Editorial: Convergence and Divergence of Trajectories of Changes. The End of the Case Paradigm in the Automotive Industry?

Type de publication:

Journal Article

Source:

International Journal of Automotive Technology and Management, Volume 25, Number 2 (2025)

Résumé:

The 2024 Gerpisa International Colloquium in Bordeaux focused on the so-called connected autonomous share electric (CASE) paradigm. Before the COVID-19 pandemic, the global automotive industry seemed on the verge of converging toward the CASE paradigm promoted by GAFAM, Silicon Valley and digital companies: four disruptive technological changes joining forces to radically transform the automotive sector.
The hegemony of OEMs over products, markets, value and technology appeared to be in danger. It was contested by digital companies entering the automotive sector and taking control of:

  • the data generated by connected vehicles and connected machines and factories (Google and Amazon)
  • the software and technologies required to drive autonomous vehicles (Waymo, Uber, Tesla, and Apple)
  • the platforms promoting and orchestrating shared mobility (Uber, Lyft, and Didi)
  • the development of the electric vehicles (EVs) conceived as a new type of vehicle that would bring together all these technological changes (Tesla and Apple).

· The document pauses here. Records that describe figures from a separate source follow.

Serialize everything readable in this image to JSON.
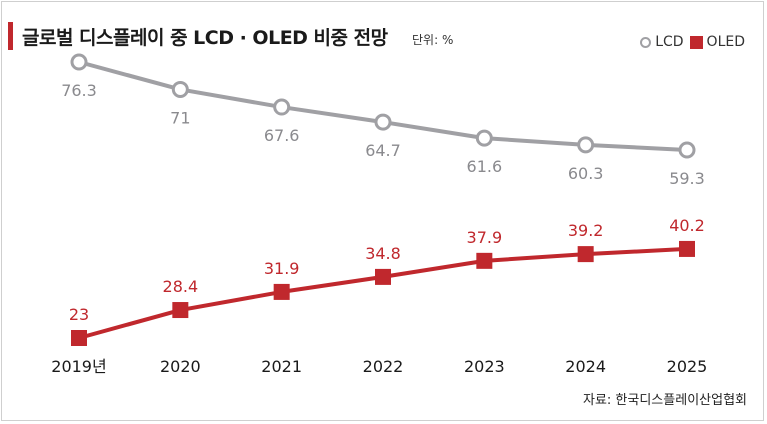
{
  "title": "글로벌 디스플레이 중 LCD · OLED 비중 전망",
  "unit": "단위: %",
  "source": "자료: 한국디스플레이산업협회",
  "chart_data": {
    "type": "line",
    "title": "글로벌 디스플레이 중 LCD · OLED 비중 전망",
    "categories": [
      "2019년",
      "2020",
      "2021",
      "2022",
      "2023",
      "2024",
      "2025"
    ],
    "series": [
      {
        "name": "LCD",
        "values": [
          76.3,
          71,
          67.6,
          64.7,
          61.6,
          60.3,
          59.3
        ],
        "labels": [
          "76.3",
          "71",
          "67.6",
          "64.7",
          "61.6",
          "60.3",
          "59.3"
        ],
        "color": "#a0a0a4",
        "marker": "circle"
      },
      {
        "name": "OLED",
        "values": [
          23,
          28.4,
          31.9,
          34.8,
          37.9,
          39.2,
          40.2
        ],
        "labels": [
          "23",
          "28.4",
          "31.9",
          "34.8",
          "37.9",
          "39.2",
          "40.2"
        ],
        "color": "#c0282d",
        "marker": "square"
      }
    ],
    "ylim": [
      20,
      80
    ],
    "grid": false,
    "legend": "top-right"
  }
}
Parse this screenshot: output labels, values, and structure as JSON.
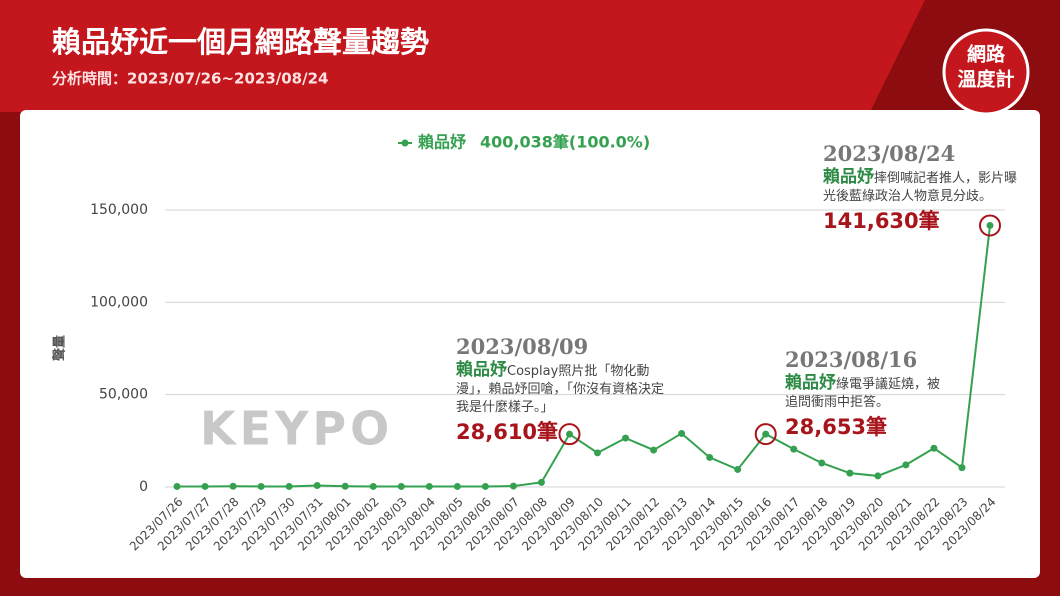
{
  "chart_data": {
    "type": "line",
    "title": "賴品妤近一個月網路聲量趨勢",
    "subtitle": "分析時間：2023/07/26~2023/08/24",
    "logo": [
      "網路",
      "溫度計"
    ],
    "watermark": "KEYPO",
    "y_label": "聲量",
    "legend_total": "400,038筆(100.0%)",
    "categories": [
      "2023/07/26",
      "2023/07/27",
      "2023/07/28",
      "2023/07/29",
      "2023/07/30",
      "2023/07/31",
      "2023/08/01",
      "2023/08/02",
      "2023/08/03",
      "2023/08/04",
      "2023/08/05",
      "2023/08/06",
      "2023/08/07",
      "2023/08/08",
      "2023/08/09",
      "2023/08/10",
      "2023/08/11",
      "2023/08/12",
      "2023/08/13",
      "2023/08/14",
      "2023/08/15",
      "2023/08/16",
      "2023/08/17",
      "2023/08/18",
      "2023/08/19",
      "2023/08/20",
      "2023/08/21",
      "2023/08/22",
      "2023/08/23",
      "2023/08/24"
    ],
    "series": [
      {
        "name": "賴品妤",
        "color": "#35a150",
        "values": [
          300,
          300,
          400,
          300,
          300,
          800,
          400,
          300,
          300,
          300,
          300,
          300,
          500,
          2500,
          28610,
          18500,
          26500,
          20000,
          29000,
          16000,
          9500,
          28653,
          20500,
          13000,
          7500,
          6000,
          12000,
          21000,
          10500,
          141630
        ]
      }
    ],
    "ylim": [
      0,
      150000
    ],
    "yticks": [
      {
        "value": 0,
        "label": "0"
      },
      {
        "value": 50000,
        "label": "50,000"
      },
      {
        "value": 100000,
        "label": "100,000"
      },
      {
        "value": 150000,
        "label": "150,000"
      }
    ],
    "grid": true,
    "annotations": [
      {
        "date": "2023/08/09",
        "name": "賴品妤",
        "text": "Cosplay照片批「物化動漫」，賴品妤回嗆，「你沒有資格決定我是什麼樣子。」",
        "label": "28,610筆"
      },
      {
        "date": "2023/08/16",
        "name": "賴品妤",
        "text": "綠電爭議延燒，被追問衝雨中拒答。",
        "label": "28,653筆"
      },
      {
        "date": "2023/08/24",
        "name": "賴品妤",
        "text": "摔倒喊記者推人，影片曝光後藍綠政治人物意見分歧。",
        "label": "141,630筆"
      }
    ]
  }
}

Five years later, the landscape of the global automotive industry has changed dramatically, but not along these lines.
Electrification has accelerated much more than it was expected, but it appears somehow disconnected from the other technological ‘disruptions’. Many of the EVs sold in the market are clones of the internal combustion engine vehicles (ICEVs) and no longer carry the promise of an imminent mobility revolution. The autonomous vehicle in particular has faded away, even if by different degrees depending on countries’ and companies’ trajectories. If shared mobility and connectivity remain a growing reality, they are both struggling to fulfil the technological expectations raised by their initial possibilities. They also do no longer seem disruptive for traditional automotive business, but rather complementary – people do not stop owning and driving a car because they use Uber or Blablacar.
This also seems to be the case for digitalisation more generally. While there is no doubt that digitalisation keeps spreading in both products (ADAS, software updates) and processes (digital assistance, digital twin, big data analytics, artificial intelligence), it does not seem to represent a significant source of instability to OEMs. Rather than being incorporated or substituted by digital companies, OEMs are bringing these technologies within their perimeter, either through acquisitions, in-house development, traditional OEM-supplier relations, MoUs, R&D collaborations or joint ventures. So far, it does not seem that the different degrees of digital integration and development had important consequences on the relative cost and non-cost competitiveness of automotive companies.
Does this mean that “dinosaurs will keep ruling the auto industry” (MacDuffie and Fujimoto, 2010)?
Past forecast errors invite caution, also because ‘dinosaurs’ are now threatened by another, more familiar, type of foe: new entrant OEMs making better, cheaper and different cars. If Tesla has become the global market leader of BEVs it is not only because of its digital company status – though it has certainly helped in carrying losses for a long period of time – but because it has become a mass producer of cars with higher vertical integration in the battery electric value chain, higher economies of scale and more efficient manufacturing processes than its competitors. Tesla is now in the process of being supplanted at the top of the BEV industry by Chinese New Energy Vehicles makers (BYD, Geely, NIO, XPeng, Cherry, SAIC, etc.) who follow a similar pattern of development and have turned China into the main exporter of BEVs and of light-vehicles in general.
Furthermore, the CASE paradigm is not dead. If the 2010s scenarios that announced level 4–5 autonomous cars as mainstream by the late 2020s are now a thing of the past, yet the perspective of a later breakthrough remains possible. And if this is case, then its disruptive impacts on OEMs will be only delayed.

The contributions to this special number explore these possibilities from different angles, but also provide stimulating answers to why the CASE paradigm has not materialised yet.